Pabrik smartphone UMIDIGI (Juli 2017)
Sebuah pabrik smartphone berlokasi di selatan China mungkin namanya tidak sebesar merek lain. UMIDIGI menawarkan smartphone dengan kapasitas baterai besar, seperti model Umidigi Z1 dan Z1 Pro.
Smartphone dengan kapasitas baterai besar tersebut diuji di pabrik merek dan melihat daya tahan baterai di dalam smartphone yang tebalnya hanya 7mm
Dari baterai short, kelembaban, suhu, kekuatan sampai baterai lolos tes.
Tekanan pada baterai diberikan selama 5 detik dengan kekuatan 1300n
Terjadi short seperti kejadian umum akibat air, kepanasan atau pengisian charger. Pabrik ini menguji baterai sampai suhu 80 deg.C. Tentu tidak normal kondisi baterai di smartphone dengan kondisi sangat panas. Tapi pabrik UMIDIGI dapat memastikan produk baterai yang dibuat sudah lolos uji dengan suhu tinggi.

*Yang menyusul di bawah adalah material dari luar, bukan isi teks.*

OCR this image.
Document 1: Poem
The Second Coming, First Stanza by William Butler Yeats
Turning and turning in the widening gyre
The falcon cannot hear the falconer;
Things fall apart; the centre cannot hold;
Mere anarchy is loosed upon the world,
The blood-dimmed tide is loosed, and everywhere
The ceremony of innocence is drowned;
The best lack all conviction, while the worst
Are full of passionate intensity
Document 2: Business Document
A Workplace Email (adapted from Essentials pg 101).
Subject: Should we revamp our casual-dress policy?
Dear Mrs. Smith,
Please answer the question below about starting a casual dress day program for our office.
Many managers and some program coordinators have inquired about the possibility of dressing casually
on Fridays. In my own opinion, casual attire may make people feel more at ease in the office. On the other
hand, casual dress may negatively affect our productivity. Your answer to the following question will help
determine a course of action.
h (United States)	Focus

Pengujian terakhir apakah sebuah disain baterai dapat meledak dan terbakar tetapi tetap aman

Teknologi smartphone masalah baterai

Model smartphone Umidigi Z1 dan Z1 Pro dengan baterai 4000mAh, dirancang dengan tebal 7mm. Membuat perusahaan Umidigi menjaga ketat disain smartphone dan khususnya bagian baterai.